Does Ofo represent an overall decline in trust and demand for the sharing economy in China, or has operational inefficiency led to its near-demise, as the sector around it continues to flourish?
The Decline of Ofo
In 2017, I wrote two articles on the rising sharing economy in China, and bike sharing in particular. Even then, problems were beginning surface, such as that of an umbrella-sharing start-up that had 300,000 of its umbrellas stolen in the first few weeks of operation.
Ofo at its peak was a trailblazer. Its dockless bikes could be picked up at the touch of an app by scanning a QR code. The bikes could then be left anywhere for the next customer to pick up. The Company quickly grew to a value of $2 billion – its advertising campaigns which featured fashionable influencers cementing its place as an icon of China’s young and affluent middle class.

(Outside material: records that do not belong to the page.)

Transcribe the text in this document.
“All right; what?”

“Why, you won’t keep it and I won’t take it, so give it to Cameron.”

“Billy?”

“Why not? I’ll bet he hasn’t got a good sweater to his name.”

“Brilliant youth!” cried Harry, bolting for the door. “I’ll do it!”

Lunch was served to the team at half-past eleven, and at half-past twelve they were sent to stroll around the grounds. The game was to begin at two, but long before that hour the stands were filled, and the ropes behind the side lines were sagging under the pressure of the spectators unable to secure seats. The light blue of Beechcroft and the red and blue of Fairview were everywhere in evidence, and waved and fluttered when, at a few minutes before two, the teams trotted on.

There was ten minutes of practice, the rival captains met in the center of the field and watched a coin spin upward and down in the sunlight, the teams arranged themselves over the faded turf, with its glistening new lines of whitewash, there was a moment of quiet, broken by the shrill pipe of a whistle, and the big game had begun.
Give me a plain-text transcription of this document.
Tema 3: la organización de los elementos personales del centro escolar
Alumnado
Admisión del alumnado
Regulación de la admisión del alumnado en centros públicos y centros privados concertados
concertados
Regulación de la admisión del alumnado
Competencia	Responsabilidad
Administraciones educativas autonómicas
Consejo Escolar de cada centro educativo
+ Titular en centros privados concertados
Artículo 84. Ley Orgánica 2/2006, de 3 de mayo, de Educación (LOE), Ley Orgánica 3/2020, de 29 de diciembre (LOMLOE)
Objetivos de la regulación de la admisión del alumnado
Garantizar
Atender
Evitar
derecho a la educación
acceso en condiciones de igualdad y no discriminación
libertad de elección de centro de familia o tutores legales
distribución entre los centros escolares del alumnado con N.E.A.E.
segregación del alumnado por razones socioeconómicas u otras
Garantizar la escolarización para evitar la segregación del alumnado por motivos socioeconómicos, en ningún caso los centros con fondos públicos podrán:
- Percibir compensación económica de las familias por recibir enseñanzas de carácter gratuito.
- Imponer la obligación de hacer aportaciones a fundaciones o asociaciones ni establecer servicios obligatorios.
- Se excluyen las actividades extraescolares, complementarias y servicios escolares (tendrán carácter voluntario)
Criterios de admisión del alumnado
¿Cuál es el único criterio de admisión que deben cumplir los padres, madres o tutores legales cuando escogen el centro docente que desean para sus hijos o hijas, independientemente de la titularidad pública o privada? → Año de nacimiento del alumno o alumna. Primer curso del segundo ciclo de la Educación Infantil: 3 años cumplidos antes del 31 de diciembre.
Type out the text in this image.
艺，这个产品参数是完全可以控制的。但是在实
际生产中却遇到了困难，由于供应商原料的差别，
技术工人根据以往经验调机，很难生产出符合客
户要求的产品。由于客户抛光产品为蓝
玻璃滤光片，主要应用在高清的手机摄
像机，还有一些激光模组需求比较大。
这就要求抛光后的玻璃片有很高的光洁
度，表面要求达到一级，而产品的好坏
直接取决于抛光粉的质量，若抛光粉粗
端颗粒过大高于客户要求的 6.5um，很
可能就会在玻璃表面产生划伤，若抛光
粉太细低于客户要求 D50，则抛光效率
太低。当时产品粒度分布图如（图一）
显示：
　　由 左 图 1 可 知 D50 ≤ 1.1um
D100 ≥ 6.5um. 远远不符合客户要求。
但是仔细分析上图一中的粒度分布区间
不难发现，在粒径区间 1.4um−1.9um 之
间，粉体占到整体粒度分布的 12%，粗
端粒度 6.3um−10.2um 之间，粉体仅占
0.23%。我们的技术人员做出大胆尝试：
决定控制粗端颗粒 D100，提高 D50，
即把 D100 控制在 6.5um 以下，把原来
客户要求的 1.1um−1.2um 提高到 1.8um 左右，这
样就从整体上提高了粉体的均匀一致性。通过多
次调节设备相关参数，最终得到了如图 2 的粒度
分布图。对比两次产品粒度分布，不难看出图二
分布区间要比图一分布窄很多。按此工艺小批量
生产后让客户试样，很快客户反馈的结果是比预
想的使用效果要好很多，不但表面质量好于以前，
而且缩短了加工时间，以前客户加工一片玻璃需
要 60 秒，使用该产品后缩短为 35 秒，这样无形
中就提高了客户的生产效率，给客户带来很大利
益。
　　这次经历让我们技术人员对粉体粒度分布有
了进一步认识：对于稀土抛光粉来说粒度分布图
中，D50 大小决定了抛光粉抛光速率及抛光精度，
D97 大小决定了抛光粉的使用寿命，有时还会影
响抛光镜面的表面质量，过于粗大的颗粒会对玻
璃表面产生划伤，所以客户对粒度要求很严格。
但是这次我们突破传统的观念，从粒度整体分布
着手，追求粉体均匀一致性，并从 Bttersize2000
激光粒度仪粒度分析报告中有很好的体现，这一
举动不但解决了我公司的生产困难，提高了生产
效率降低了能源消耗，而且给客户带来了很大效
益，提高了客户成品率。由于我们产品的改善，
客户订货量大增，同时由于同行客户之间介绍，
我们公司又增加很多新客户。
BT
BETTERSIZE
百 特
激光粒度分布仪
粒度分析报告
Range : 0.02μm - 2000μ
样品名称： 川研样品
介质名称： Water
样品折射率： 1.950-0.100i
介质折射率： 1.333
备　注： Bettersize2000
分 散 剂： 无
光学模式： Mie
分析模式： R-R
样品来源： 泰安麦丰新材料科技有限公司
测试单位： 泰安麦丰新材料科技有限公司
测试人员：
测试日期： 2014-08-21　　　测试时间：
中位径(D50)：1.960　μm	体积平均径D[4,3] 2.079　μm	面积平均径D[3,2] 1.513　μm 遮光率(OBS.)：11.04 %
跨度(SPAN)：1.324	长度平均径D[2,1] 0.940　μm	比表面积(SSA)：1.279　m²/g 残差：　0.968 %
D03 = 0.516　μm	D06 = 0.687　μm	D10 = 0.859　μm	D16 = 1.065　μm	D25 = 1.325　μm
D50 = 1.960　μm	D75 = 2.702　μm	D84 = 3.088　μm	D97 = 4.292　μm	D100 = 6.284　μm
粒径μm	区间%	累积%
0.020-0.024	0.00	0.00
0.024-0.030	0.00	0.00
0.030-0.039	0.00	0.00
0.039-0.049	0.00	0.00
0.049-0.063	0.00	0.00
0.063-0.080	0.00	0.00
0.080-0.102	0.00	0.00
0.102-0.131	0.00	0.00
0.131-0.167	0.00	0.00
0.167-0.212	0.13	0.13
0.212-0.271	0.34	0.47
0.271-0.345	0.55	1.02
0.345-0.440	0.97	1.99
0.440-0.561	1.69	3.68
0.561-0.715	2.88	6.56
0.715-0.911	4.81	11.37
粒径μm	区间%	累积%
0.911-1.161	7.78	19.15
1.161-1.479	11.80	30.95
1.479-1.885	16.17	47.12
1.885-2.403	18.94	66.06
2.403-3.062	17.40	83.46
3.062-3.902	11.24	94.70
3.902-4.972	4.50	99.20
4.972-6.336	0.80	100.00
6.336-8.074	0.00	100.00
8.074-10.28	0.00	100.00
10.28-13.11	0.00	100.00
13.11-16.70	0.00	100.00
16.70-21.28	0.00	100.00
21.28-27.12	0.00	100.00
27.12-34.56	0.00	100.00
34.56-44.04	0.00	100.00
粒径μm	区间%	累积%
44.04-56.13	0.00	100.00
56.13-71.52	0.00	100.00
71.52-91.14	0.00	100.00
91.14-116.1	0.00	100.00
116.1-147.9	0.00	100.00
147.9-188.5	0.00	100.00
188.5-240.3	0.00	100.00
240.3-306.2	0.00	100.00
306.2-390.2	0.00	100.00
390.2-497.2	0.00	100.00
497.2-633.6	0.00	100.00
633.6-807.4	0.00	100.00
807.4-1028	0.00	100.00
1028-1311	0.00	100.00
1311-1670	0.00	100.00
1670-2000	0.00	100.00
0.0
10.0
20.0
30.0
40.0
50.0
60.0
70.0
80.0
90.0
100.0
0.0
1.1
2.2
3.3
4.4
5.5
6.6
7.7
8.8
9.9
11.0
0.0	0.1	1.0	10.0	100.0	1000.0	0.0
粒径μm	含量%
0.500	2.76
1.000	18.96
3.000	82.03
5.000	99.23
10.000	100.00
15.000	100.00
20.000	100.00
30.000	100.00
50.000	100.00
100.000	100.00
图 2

Its operation quickly grew to over 20 countries – raising the eyebrows of some investors – but that didn’t stop them ploughing millions of dollars into its expansion. In light of recent spiralling costs, Ofo has been forced to withdraw from many overseas markets and has started selling off assets, such as bikes for as little as $2.
“In retrospect of course there was problem with management, and we were expanding too rapidly,” commented a former Ofo executive who worked on international expansion, but refused to be named.
The CEO of Ofo has been blacklisted by the government in China as they attempt to claw back some trust in the sharing economy into which they have invested so heavily. Dai Wei has been banned from any “excessive spending”, which prevents him from sending his children to expensive schools, taking first class travel, or buying cars. He has considered bankruptcy.
The Chinese government has been vocal in its support of the sharing economy in general, estimating that it will reach 10% of national GDP by 2020.
A queue of hundreds of people has been commonplace at Ofo’s head office in Beijing in recent weeks, as users try to reclaim their deposit (99 yuan / 199 yuan, depending when they signed up). This tension was further heightened by a Weibo user posting that he had received an immediate return of his deposit by writing to the Company in English, hinting that the Company’s treatment differs between Chinese people and foreigners.
Ofo’s further decline seems inevitable, with investors seemingly unwilling to put money into a firm that has lost trust among its userbase and the wider community. Its inability to turn a profit and the decrepit state of its fleet further the misery.
China’s Sharing Economy in the Future
The sharing economy in China is reaching a new, unchartered stage. Customers are demanding quality ahead of quantity and focussing on issues such as safety and trust (such as the swift return of deposits). In the past, sharing start-ups have spent vigorously to acquire new customers, with little thought for future profitability.
Government intervention – both central and local – will also play a rising role. An example of this is Beijing and other cities ruling that no more bike-sharing start-ups can add bikes to the already-cluttered streets.
2019 will mark a new beginning for the sharing economy in China, but there is still opportunity for a more considered approach to the market for existing start-ups and those yet to arise.